Minas Gerais TJ adia decisão sobre denúncia de promotor acusado de feminicídio

TJ adia decisão sobre denúncia de promotor acusado de feminicídio

André Luís Garcia Pinho vai responder ação como acusado de matar a esposa intoxicada e asfixiada no apartamento da família

  • Minas Gerais | Pablo Nascimento, do R7

Promotor vai responder em órgão especial

Promotor vai responder em órgão especial

Reprodução / Record TV Minas

O Órgão Especial do TJMG (Tribunal de Justiça de Minas Gerais) adiou para 25 de setembro, a decisão sobre a aceitação ou não da denúncia de feminicídio contra o promotor André Luís Garcia de Pinho, acusado de matar a esposa em Belo Horizonte, em abril deste ano.

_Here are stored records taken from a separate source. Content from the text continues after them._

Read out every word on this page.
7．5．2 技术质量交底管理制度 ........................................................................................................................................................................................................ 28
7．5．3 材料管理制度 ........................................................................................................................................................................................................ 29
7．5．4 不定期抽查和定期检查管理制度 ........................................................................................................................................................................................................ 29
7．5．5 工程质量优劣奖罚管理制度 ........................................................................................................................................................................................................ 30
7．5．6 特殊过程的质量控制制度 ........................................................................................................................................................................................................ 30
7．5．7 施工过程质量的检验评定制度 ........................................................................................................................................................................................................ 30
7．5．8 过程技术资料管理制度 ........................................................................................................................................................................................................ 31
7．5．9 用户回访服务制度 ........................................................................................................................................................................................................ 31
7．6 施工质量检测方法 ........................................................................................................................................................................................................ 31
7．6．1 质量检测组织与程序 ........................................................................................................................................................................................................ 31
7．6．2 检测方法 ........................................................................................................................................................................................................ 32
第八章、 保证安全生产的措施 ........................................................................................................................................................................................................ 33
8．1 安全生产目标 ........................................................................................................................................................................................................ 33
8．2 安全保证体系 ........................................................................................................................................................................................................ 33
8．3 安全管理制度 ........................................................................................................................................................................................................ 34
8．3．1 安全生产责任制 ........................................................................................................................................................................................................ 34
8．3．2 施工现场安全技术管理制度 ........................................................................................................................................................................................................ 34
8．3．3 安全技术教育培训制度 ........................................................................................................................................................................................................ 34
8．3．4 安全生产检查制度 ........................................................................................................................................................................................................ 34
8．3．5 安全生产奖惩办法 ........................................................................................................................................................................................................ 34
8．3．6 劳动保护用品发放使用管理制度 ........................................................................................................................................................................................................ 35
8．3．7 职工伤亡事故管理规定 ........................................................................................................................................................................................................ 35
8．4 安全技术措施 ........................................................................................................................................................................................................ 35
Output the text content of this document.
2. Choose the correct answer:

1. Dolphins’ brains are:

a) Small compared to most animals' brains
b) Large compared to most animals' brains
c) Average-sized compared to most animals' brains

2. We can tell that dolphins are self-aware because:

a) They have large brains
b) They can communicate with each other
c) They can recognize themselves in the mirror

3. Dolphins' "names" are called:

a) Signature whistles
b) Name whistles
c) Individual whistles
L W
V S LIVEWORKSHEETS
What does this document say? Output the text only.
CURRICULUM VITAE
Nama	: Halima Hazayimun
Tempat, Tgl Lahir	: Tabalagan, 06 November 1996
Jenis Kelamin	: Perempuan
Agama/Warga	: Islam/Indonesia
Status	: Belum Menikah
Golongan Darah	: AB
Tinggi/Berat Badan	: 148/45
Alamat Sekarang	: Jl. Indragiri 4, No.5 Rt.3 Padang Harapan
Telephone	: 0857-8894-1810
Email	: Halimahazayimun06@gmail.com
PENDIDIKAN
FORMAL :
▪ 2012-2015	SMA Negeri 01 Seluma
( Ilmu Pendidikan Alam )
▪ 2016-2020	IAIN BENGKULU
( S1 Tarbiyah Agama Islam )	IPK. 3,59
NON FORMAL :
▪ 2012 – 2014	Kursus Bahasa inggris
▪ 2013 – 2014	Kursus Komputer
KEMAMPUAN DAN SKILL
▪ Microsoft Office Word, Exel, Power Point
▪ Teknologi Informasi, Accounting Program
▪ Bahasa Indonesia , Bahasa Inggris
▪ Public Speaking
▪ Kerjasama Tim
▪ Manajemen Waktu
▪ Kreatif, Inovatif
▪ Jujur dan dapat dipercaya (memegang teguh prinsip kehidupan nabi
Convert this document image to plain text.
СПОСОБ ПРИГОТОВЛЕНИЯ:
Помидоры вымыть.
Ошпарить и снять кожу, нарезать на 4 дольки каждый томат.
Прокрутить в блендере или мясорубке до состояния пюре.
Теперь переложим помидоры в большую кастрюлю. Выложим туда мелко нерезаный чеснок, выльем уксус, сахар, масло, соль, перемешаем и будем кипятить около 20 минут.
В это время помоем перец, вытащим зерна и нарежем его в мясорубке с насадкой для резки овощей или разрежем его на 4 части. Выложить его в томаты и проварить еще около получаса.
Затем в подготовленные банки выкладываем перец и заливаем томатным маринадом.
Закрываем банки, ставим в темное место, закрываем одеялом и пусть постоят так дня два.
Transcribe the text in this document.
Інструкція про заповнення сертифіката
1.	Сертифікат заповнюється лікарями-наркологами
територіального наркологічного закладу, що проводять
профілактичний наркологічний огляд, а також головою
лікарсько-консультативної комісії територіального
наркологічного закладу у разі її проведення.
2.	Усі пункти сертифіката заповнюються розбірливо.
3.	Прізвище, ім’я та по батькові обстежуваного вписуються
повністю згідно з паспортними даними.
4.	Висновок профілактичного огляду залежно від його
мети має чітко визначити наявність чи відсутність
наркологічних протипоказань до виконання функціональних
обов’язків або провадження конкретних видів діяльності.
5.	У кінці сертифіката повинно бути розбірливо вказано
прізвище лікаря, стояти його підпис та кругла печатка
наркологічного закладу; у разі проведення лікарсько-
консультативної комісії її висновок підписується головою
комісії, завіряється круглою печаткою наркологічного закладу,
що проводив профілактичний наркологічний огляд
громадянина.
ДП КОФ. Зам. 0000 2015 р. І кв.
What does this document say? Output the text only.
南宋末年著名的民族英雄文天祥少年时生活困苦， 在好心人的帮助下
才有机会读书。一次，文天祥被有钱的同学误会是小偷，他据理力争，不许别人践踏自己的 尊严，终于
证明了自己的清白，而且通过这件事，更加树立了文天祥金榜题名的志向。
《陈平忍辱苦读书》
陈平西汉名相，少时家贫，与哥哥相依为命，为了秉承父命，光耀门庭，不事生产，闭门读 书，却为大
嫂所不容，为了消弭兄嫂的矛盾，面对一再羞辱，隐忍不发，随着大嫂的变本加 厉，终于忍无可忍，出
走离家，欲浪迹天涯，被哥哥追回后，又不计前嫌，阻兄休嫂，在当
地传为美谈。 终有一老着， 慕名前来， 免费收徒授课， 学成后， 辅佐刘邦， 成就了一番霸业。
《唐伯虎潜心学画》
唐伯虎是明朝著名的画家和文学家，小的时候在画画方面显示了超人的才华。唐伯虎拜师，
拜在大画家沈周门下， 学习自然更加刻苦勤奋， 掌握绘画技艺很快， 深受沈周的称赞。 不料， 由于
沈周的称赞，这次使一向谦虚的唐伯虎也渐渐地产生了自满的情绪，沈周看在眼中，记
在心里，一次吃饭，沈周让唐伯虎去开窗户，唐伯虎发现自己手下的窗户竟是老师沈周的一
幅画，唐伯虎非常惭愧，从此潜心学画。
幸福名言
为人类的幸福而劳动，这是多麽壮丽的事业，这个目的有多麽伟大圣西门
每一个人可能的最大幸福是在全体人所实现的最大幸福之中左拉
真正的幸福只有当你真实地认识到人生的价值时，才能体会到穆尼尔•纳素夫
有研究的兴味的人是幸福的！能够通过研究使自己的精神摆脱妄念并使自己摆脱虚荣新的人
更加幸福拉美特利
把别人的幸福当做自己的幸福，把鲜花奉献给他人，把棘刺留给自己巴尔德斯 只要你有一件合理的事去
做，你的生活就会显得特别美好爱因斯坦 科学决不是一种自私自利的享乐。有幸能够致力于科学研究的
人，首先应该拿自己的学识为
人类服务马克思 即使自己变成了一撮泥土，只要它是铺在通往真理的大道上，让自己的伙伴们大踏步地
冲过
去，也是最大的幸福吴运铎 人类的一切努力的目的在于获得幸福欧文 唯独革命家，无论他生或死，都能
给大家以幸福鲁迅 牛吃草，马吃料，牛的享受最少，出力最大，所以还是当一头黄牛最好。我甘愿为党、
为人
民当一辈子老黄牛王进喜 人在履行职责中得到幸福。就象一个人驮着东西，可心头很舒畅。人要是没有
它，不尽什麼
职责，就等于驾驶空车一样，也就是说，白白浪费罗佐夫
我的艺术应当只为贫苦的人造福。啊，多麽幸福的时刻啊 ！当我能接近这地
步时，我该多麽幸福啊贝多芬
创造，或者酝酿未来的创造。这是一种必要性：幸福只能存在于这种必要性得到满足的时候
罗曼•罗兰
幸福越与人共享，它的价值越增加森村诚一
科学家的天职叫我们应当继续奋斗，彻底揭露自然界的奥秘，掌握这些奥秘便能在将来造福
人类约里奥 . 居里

De acordo os advogados de defesa do promotor, eles não receberam a intimação sobre a reunião do Órgão Especial e, por isso, a decisão não poderia sair hoje. Para evitar um pedido de nulidade do processo, a desembargadora Márcia Milanez, que é relatora do processo, aceitou o pedido da defesa e colocou o caso na pauta do dia 25 de setembro. 

Denúncia

A denúncia feita pelo MPMG (Ministério Público de Minas Gerais) aponta três agravantes para o crime de feminicídio: motivo torpe, meio cruel e meio que dificulta a defesa da vítima. As investigações apontaram que o desgaste no relacionamento pode ter motivado o crime.

O MP também os dois médicos que assinaram o atestado de óbito de Lorenza, mas eles vão responder o crime na Justiça comum. Como Pinho é membro do Ministério Público, mesmo que afastado, ele vai ser julgado pelo Órgão Especial. A defesa do promotor tentou levar a ação para a primeira instância, mas não teve sucesso.

Relembre o caso

Lorenza morreu no apartamento de luxo da família, no bairro Buritis, na região Oeste de Belo Horizonte, no último dia 02 de abril. Uma equipe médica foi chamada no local pelo promotor André Pinho, que alegou que a esposa teria passado mal enquanto dormia, suspeitando de engasgo. Os médicos atestaram "pneumonite, devido a alimento ou vômito, e autointoxicação por exposição intencional a outras drogas”. No entanto, as investigações questionaram o laudo.

O corpo de Lorenza estava em uma funerária sendo preparado para cremação quando foi recolhido para perícia da Polícia Civil, a pedido do pai da vítima.